By Jackie Medland
President/CNO, Highlands-Cashiers Hospital
The feedback from our first round of Town Halls made it clear that while community members viewed our physician and provider team as one of our greatest assets, they were also concerned about turnover, which may lead to worry about provider shortages – a nation-wide problem for rural communities. In this column, I’ll focus on the current state of provider staffing across Highlands-Cashiers, clarify the types of providers we’re graced with, and define the types of care they offer.
The provider profile for our nation’s rural hospitals has changed dramatically in the last two decades as physicians increasingly chose urban practice locations and specialty care, causing a 20% reduction in primary care provider numbers. According to the National Rural Health Association, there are now an average of 39 primary care providers per 100,000 people throughout the rural US, as compared to 52 per 100,000 just 20 years ago. This reduction means that the healthcare industry is now looking at a looming shortage of primary care providers, to the tune of 50,000 over the next decade. Further, rural practitioner shortages contrast starkly with urban areas that have a relative excess of providers in nearly all specialties.
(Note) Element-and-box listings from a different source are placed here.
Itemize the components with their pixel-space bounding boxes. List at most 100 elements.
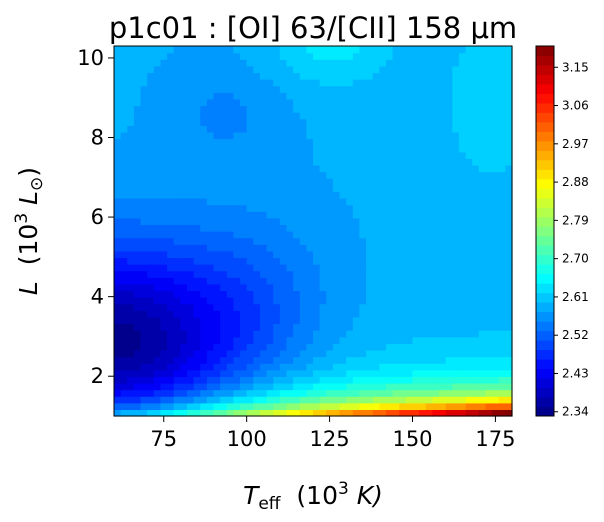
contour-cell	[339, 46, 347, 54]
contour-cell	[213, 52, 221, 60]
contour-cell	[379, 164, 387, 173]
contour-cell	[445, 369, 453, 377]
contour-cell	[392, 369, 400, 377]
contour-cell	[153, 65, 162, 74]
contour-cell	[319, 112, 327, 120]
contour-cell	[465, 244, 473, 252]
contour-cell	[246, 290, 254, 298]
contour-cell	[226, 92, 234, 100]
contour-cell	[147, 92, 155, 100]
contour-cell	[458, 237, 467, 245]
contour-cell	[399, 184, 407, 192]
contour-cell	[392, 237, 400, 245]
contour-cell	[465, 363, 473, 371]
contour-cell	[133, 72, 142, 80]
contour-cell	[412, 363, 420, 371]
contour-cell	[359, 138, 367, 146]
contour-cell	[240, 257, 248, 265]
contour-cell	[425, 257, 433, 265]
contour-cell	[273, 290, 281, 298]
contour-cell	[293, 297, 301, 305]
contour-cell	[452, 303, 460, 311]
contour-cell	[372, 52, 380, 60]
contour-cell	[485, 59, 493, 67]
contour-cell	[306, 323, 314, 331]
contour-cell	[180, 356, 188, 364]
contour-cell	[167, 330, 175, 338]
contour-cell	[180, 138, 188, 146]
contour-cell	[379, 277, 387, 285]
contour-cell	[140, 323, 148, 331]
contour-cell	[240, 85, 248, 93]
contour-cell	[306, 237, 314, 245]
contour-cell	[339, 164, 347, 173]
contour-cell	[273, 151, 281, 159]
x-tick-label: 150	[392, 427, 432, 451]
contour-cell	[293, 303, 301, 311]
contour-cell	[359, 343, 367, 351]
contour-cell	[133, 184, 142, 192]
contour-cell	[352, 72, 361, 80]
contour-cell	[478, 59, 487, 67]
contour-cell	[186, 72, 195, 80]
contour-cell	[366, 231, 374, 239]
contour-cell	[392, 98, 400, 107]
contour-cell	[147, 336, 155, 344]
contour-cell	[326, 98, 334, 107]
contour-cell	[253, 217, 261, 225]
contour-cell	[326, 85, 334, 93]
contour-cell	[432, 145, 440, 153]
contour-cell	[233, 409, 241, 417]
contour-cell	[220, 112, 228, 120]
contour-cell	[120, 264, 128, 272]
contour-cell	[405, 376, 414, 384]
contour-cell	[392, 131, 400, 140]
contour-cell	[366, 224, 374, 232]
contour-cell	[339, 138, 347, 146]
contour-cell	[133, 164, 142, 173]
contour-cell	[133, 231, 142, 239]
contour-cell	[485, 46, 493, 54]
contour-cell	[127, 270, 135, 278]
contour-cell	[186, 65, 195, 74]
contour-cell	[233, 79, 241, 87]
contour-cell	[114, 224, 122, 232]
contour-cell	[458, 343, 467, 351]
contour-cell	[273, 303, 281, 311]
contour-cell	[173, 184, 181, 192]
contour-cell	[465, 178, 473, 186]
contour-cell	[273, 211, 281, 219]
contour-cell	[439, 356, 447, 364]
contour-cell	[286, 131, 294, 140]
contour-cell	[286, 65, 294, 74]
contour-cell	[319, 204, 327, 212]
contour-cell	[445, 204, 453, 212]
contour-cell	[439, 237, 447, 245]
contour-cell	[419, 303, 427, 311]
contour-cell	[412, 79, 420, 87]
contour-cell	[213, 72, 221, 80]
contour-cell	[193, 158, 201, 166]
contour-cell	[399, 204, 407, 212]
contour-cell	[220, 197, 228, 206]
contour-cell	[405, 237, 414, 245]
contour-cell	[313, 158, 321, 166]
contour-cell	[240, 297, 248, 305]
contour-cell	[133, 171, 142, 179]
contour-cell	[359, 349, 367, 358]
contour-cell	[220, 389, 228, 397]
contour-cell	[114, 92, 122, 100]
contour-cell	[213, 98, 221, 107]
contour-cell	[206, 389, 215, 397]
contour-cell	[233, 138, 241, 146]
contour-cell	[432, 290, 440, 298]
contour-cell	[372, 323, 380, 331]
contour-cell	[379, 369, 387, 377]
contour-cell	[379, 270, 387, 278]
contour-cell	[425, 59, 433, 67]
contour-cell	[372, 349, 380, 358]
contour-cell	[452, 79, 460, 87]
contour-cell	[127, 191, 135, 199]
contour-cell	[240, 316, 248, 325]
contour-cell	[412, 211, 420, 219]
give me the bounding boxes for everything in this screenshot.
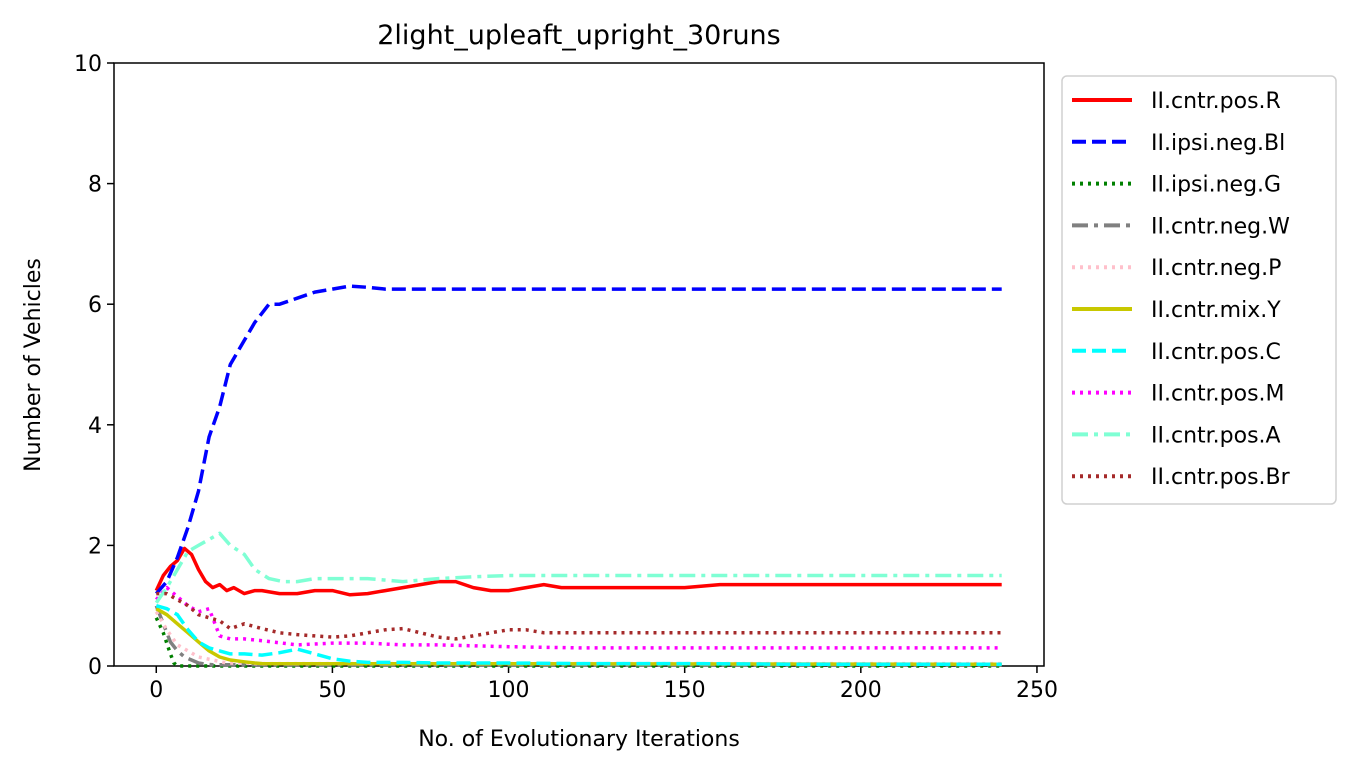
x-tick-label: 50 [318,678,346,703]
y-tick-label: 10 [74,52,102,77]
x-axis: 0 50 100 150 200 250 [149,666,1058,703]
y-tick-label: 2 [88,534,102,559]
legend-label: II.cntr.pos.A [1151,423,1281,448]
series-line [155,604,1002,666]
series-line [154,617,1002,668]
series-line [155,607,1002,666]
legend-label: II.cntr.mix.Y [1151,298,1281,323]
chart-title: 2light_upleaft_upright_30runs [377,20,780,51]
series-line [154,546,1002,597]
legend-label: II.ipsi.neg.Bl [1151,131,1285,156]
legend-label: II.cntr.pos.M [1151,382,1285,407]
x-tick-label: 200 [840,678,882,703]
series-line [154,610,1002,666]
series-line [156,591,1002,641]
y-tick-label: 6 [88,293,102,318]
x-tick-label: 150 [664,678,706,703]
x-tick-label: 0 [149,678,163,703]
y-axis-label: Number of Vehicles [21,258,46,472]
legend-label: II.cntr.pos.Br [1151,465,1291,490]
x-tick-label: 250 [1016,678,1058,703]
legend: II.cntr.pos.R II.ipsi.neg.Bl II.ipsi.neg.G… [1061,75,1337,505]
legend-label: II.cntr.pos.C [1151,340,1281,365]
legend-label: II.ipsi.neg.G [1151,173,1281,198]
series-group [154,284,1002,668]
legend-label: II.cntr.neg.P [1151,256,1281,281]
x-axis-label: No. of Evolutionary Iterations [418,727,740,752]
series-line [154,605,1002,667]
series-line [154,585,1002,650]
legend-label: II.cntr.neg.W [1151,214,1290,239]
y-axis: 0 2 4 6 8 10 [74,52,114,680]
legend-label: II.cntr.pos.R [1151,89,1281,114]
series-line [154,531,1002,604]
y-tick-label: 0 [88,655,102,680]
y-tick-label: 4 [88,414,102,439]
x-tick-label: 100 [488,678,530,703]
y-tick-label: 8 [88,173,102,198]
series-line [154,284,1002,595]
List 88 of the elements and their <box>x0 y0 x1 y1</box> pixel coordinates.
In the past, physicians provided the great majority of medical care for rural communities; now, it is increasingly common for physicians to work in collaboration with a nurse practitioner and/or physician assistant to provide team-based care. Nurse practitioners and physician assistants have received advanced education and clinical training, and have become integral members of medical care teams across the country. They improve access to care, which is especially important in rural communities like ours, and enable a more collaborative, team-based care model.
Another concern I frequently hear about is the perceived lack of providers for children. This is where Family Practice Physicians come in. They are primary care practitioners who have been trained to provide care to patients across all age groups, including prenatal care and well-woman care, pediatric care, and all manner of acute illness care. If a patient needs a specialist referral, a family practice doctor supports that specialist in understanding the whole patient. Dr. Robyn Restrepo recently joined us in August as the first Hospitalist at Highlands-Cashiers and will also provide community support as another Family Practice Physician.
I’m excited that we’re continuing to build our primary care base and also extending specialty care access to more people, creatively. We added our first satellite specialty clinic in October, with the arrival of Franklin-based orthopedic surgeon Dr. Mark Moriarty, from Angel Medical Center. We’ve established more walk-in clinics with expanded hours of availability and same-day appointments, because we know that illness rarely strikes when it’s convenient. I’m proud that HCH and our affiliated practices are also home to five board-certified physicians, two physician assistants and one nurse practitioner.
As we enter the holiday season, I want to acknowledge our talented and dedicated providers, who partner with our care team to make the Highlands and Cashiers communities stronger and healthier.